Roe is perhaps the epitome of a family farm operator. Though he is retired today, Roe has produced cotton, corn, soybeans and wheat for nearly 50 years on 2,000 acres of land in Morton Bend of the Coosa River west of Rome. He took over the farm from his father after leaving the military in 1964.

“The subsidies are more or less a protection against the world market,” Roe said.

Prices have been better during the last couple of years, he said, so the subsidies have declined significantly. From 1995 to 2011, Roe received $1,342,901 in subsidies — the overwhelming majority of them for cotton crops.

While the government likes to say its subsidy programs exist to preserve the family farm, very few farmers actually are able to take advantage of the programs.

Brent Allen, a former University of Georgia extension agent for Chattooga County who is now located in Washington County, said “it takes a Philadelphia lawyer” to understand all of the USDA programs.
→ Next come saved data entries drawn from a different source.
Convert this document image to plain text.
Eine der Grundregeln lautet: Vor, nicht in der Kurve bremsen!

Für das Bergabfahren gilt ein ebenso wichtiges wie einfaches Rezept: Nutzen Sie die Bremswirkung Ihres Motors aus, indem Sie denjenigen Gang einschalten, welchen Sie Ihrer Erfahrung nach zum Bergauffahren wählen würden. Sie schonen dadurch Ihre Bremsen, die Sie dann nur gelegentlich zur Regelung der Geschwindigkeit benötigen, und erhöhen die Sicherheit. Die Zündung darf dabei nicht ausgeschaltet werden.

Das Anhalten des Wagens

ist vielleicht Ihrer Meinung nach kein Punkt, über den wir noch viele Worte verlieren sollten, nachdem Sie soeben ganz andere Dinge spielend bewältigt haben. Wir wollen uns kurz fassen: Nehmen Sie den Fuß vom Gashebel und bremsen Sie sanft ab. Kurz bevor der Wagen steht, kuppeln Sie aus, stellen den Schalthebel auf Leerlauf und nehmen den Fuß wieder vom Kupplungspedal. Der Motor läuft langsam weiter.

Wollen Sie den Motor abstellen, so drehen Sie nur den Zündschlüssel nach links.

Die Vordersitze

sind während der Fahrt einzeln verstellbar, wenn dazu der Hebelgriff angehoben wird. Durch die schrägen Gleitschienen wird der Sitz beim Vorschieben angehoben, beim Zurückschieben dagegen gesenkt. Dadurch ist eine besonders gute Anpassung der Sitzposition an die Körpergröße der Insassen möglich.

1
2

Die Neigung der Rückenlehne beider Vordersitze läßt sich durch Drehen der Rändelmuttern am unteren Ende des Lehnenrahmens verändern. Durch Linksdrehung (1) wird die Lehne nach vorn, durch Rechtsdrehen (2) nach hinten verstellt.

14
“Most of the payments that the farmers will get are because they have a base for the crop,” Allen said. “There was a time frame and however many acres (of a commodity) they grew during those base acreage years set the base. Whoever is tending that acreage this year will be qualified to get a payment based on those base acres.”

Allen said the programs really do help maintain the stability of the national agriculture program.

“Prices are going to go up and down, demand for crops is going to go up and down, but we need to keep the farmers around and keep them growing food,” Allen said.